The bus barreled down an unpaved road toward the entrance to Camp Buehring, where her unit would spend two weeks acclimating to the heat and recovering from jet lag, before their final flight into Afghanistan. Her silver cross rested between Hannah’s thumb and forefinger and she slid the charm right and left on the delicate chain, before hiding it away again under her uniform. The air inside the bus smelled stale and brimmed with the quiet tension of fifty soldiers on board, each one staring out their own window at the same merciless view. Sand stretched for miles in every direction. A woman in a long black cloak with only slits for eyes—a burqa—walked along the road in the dust. Where she was going, Hannah had no idea. And for the first time, she felt a jolt of fear. From this point forward, it was going to be nearly impossible to tell friend from enemy.

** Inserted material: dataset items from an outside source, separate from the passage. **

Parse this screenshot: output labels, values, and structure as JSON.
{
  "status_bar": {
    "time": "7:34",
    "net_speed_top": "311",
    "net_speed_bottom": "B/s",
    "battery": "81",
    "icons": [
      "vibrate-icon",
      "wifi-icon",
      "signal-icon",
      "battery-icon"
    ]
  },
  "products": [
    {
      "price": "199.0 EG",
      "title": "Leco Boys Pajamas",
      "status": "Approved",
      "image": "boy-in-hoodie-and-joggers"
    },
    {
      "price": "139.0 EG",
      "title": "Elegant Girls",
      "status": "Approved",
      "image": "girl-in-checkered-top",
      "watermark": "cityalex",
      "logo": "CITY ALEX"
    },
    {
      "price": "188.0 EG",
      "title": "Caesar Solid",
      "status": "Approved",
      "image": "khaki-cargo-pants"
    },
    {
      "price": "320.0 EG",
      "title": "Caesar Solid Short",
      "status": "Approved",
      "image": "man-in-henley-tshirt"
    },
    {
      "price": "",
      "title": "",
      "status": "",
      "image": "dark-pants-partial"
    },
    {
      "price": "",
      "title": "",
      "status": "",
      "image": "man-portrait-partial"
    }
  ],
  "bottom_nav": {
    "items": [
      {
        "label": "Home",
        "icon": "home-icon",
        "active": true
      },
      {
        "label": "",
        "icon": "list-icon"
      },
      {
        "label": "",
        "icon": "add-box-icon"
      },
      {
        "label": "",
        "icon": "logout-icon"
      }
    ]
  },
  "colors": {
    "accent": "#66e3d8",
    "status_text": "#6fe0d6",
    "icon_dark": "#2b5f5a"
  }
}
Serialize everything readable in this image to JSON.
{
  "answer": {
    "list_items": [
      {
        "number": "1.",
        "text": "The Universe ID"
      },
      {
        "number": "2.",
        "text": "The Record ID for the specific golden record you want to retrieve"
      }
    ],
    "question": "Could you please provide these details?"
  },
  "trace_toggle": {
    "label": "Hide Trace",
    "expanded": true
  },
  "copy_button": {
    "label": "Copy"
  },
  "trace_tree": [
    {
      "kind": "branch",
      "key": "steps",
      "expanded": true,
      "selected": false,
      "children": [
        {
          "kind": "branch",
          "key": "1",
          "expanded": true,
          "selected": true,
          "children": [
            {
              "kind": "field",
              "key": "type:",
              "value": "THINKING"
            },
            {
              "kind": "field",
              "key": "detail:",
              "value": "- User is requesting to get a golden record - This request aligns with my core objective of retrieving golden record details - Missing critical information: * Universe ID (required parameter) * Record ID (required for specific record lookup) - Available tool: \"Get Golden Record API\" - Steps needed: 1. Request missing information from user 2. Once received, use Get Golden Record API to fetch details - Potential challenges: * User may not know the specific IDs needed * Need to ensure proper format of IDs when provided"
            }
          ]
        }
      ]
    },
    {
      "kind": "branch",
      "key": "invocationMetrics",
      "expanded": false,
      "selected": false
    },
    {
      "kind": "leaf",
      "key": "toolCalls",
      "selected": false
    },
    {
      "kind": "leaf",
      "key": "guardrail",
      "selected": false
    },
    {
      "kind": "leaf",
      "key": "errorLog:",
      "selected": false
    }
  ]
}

Soon, the line of buses reached a security checkpoint and a crew of Army soldiers dressed in desert fatigues checked the buses for explosives, then waved them through.
That was all it took to get to war. Five years of training and a wave.
OVER THE NEXT few weeks, Hannah’s unit conducted a series of training events. They were instructed to drink a gallon of water a day to hydrate, and at night, Hannah fought to stay awake until it was time to go to sleep in Kuwaiti time. Each morning, she woke up before the sun, not because she was forced to, but because her mind hadn’t caught up to her body’s geography. Despite her surroundings, everything in her heart and mind believed she was still in North Carolina. One morning, she woke up in the darkness of her tent completely confused about where she was and why the air smelled like burning trash.